Commercial Break: Buy this and prove the sword world wrong

15 July 2011

“The sword world continues to overlook, in my opinion, the efficiency and power and... majesty of this great sword.”

That’s the proud boast in this QVC-esque advert for a mighty piece of cold steel, as presented by a Bill Werbenuik lookalike. See how it deals with pieces of beef, a block of ice, a pair of boots, some pig carcasses and a bin that's been filled to the brim with green water.

It stabs, hacks, crushes and breaks and as Bill says, what more do you want from a sword? Exactly!

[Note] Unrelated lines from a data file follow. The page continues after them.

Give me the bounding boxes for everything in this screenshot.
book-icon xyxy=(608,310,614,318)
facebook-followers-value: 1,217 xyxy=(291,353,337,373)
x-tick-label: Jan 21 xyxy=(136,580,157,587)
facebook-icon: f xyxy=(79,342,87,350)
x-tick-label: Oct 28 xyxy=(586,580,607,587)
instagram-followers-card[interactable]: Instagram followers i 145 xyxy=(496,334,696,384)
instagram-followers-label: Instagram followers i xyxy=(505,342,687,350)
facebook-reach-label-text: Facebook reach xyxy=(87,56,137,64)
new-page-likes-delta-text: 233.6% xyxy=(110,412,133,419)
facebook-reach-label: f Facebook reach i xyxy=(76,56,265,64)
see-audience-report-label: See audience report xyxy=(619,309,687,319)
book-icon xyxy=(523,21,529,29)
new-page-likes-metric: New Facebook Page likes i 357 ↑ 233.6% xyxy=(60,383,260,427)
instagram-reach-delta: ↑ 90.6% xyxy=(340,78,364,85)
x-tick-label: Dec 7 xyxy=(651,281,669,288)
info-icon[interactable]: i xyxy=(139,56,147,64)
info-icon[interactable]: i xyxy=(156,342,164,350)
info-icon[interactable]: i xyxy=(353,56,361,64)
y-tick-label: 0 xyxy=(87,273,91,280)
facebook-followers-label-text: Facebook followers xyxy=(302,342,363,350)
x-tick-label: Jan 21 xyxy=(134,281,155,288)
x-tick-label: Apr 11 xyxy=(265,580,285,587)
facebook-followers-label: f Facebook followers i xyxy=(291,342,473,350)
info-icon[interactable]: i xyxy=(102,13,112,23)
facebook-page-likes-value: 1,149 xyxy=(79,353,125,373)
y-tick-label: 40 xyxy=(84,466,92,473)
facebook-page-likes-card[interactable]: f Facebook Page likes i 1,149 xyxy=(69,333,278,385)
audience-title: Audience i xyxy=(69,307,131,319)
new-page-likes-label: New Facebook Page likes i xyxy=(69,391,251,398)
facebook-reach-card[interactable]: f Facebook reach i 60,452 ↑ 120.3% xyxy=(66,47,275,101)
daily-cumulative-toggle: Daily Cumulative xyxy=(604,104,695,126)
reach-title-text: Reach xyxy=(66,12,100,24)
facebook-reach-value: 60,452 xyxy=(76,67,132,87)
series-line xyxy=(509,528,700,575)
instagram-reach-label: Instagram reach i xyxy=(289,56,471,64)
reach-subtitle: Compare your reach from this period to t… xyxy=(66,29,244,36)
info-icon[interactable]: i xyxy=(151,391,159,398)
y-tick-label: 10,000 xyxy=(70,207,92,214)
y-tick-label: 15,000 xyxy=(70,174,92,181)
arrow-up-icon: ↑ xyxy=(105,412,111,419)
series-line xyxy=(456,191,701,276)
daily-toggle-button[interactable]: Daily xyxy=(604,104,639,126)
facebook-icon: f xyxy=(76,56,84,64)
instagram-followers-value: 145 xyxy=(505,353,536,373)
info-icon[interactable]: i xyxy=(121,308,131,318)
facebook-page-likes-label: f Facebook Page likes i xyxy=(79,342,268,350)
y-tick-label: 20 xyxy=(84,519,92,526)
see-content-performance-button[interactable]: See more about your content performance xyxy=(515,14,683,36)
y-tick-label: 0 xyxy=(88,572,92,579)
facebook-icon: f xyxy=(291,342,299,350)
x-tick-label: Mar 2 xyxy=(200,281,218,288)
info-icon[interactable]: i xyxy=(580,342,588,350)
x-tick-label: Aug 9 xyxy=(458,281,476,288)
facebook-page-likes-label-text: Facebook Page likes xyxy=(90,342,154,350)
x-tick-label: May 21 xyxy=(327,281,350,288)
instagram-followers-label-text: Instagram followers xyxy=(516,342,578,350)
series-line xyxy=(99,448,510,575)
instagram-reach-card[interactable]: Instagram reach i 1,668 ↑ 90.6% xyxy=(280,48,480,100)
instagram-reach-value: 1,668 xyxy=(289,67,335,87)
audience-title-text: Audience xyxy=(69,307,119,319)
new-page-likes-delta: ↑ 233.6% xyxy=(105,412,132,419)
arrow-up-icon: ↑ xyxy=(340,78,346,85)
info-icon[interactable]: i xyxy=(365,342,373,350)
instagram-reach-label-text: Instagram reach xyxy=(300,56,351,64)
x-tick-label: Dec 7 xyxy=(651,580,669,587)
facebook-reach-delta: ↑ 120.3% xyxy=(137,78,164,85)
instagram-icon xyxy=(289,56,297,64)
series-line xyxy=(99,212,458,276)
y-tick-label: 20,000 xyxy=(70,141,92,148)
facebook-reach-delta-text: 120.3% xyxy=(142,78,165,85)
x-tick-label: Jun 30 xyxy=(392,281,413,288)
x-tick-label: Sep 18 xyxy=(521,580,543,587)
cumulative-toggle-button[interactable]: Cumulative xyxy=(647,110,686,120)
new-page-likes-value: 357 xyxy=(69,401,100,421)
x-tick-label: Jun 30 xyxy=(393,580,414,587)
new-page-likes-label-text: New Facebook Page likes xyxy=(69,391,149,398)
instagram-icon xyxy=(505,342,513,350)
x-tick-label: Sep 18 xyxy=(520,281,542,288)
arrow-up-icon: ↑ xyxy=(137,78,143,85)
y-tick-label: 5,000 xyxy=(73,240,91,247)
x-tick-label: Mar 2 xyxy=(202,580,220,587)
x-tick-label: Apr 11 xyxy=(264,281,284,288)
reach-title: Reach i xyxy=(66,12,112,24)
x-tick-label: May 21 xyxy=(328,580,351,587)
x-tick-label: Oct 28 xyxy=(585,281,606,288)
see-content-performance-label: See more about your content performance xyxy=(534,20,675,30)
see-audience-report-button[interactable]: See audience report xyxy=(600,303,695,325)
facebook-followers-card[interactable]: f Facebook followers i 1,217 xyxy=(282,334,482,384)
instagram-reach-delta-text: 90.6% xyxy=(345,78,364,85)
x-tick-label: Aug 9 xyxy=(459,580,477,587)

You all HAVE swords right? Swords!

[BoingBoing via @james_blue_cat)

TOPICS:   Advertising


  • Stringer B.
    I wasn't convinced until they popped the balloon... now I'm definitely getting one.
  • Marky M.
    Note to brain: never, ever go to America.
  • The B.
    I befriended a couple of dudes from "Kiss My Axe" when I used to work at Glastonbury Festival, they had some very nice swords they let me play with, I prefer a good chainsaw myself but swords are a good second choice.
  • Darren
    Rubbish, They did not do the Iphone4/Ipad 2 Test. At the end of the day, smashing that kinda I-crap to pieces is the only worthwhile thing with a sword like that. D
  • Steve
    Hmm, not sure about two-handed swords - they slow you down a bit...
  • Will
    I lol'd at the pig that cut halfedvia the nut sack. Quality stuff.
  • slasher
    i now understand why the yanks declined joey barton a visa, imagine the terror he would inflict on the opposition with that majestic sword.
  • Big C.
    I want to fuck those guys wives - just to see what happens when they find out.
  • Boris
    Let the ugly fat man face me with my Daishō. He will taste his own blood as he begs for mercy. There can be only one!
  • MIke U.
    My name is Duncan Macleod from the clan Macleod and yooove got ma facking sword!!!
  • Grey5cale
    what a fucking waste of perfectly good meat
  • Milky
    I've temporarily mislaid my kitchen scissors & i've got a pound of linked sausages (lamb & mint) that need cutting & the oven is on pre-heat right now! it's a bit urgent, will this be up to the job mr fat salesman. Incidentally, if you put one of these by the front door to scare intruders make sure your hallway & door are wide enough to swing with or your "burglarizin neighbour" will simply use his pike & shield to force you back, who knows he may actually be real & not a plywood "armoured man cut out". Whilst pikes & shields may be the current concealed weapon of choice of British Knight "trainer wearing neds, they still have potential even in an alco-popped fuelled 14 yr old ned's hands
  • Boris
    I have met the ugly fat man and he has met his chunky fate. On an unrelated matter I have 50 kg of fresh pork for sale. Some select cuts, plenty of mince and just one tiny sausage. Offers to the usual address.
  • qwertyuiop
    Someone needs to tell Cold Steel that having a fat fuck in a shirt and tie combo flailing around a sword in slow motion is NOT a good look and NOT a good way to sell a product. I'm suddenly reminded of the fat retarded kid who was a temporary youtube hit twirling round a cardboard tube pretending he was Darth Maul.
  • Eurocrap
    Is it me or is there a hidden message for the Pigs of this world, you know who you are! If issued there could be a double whammy in giving all the fat fuckers a heart attack. Well, it's certainly made the Tasers redundant.
  • Dick
    Why the fuck doesn't he try it out on a person. I reckon you could do some damage with that. You might even get someone's eye out waving it about.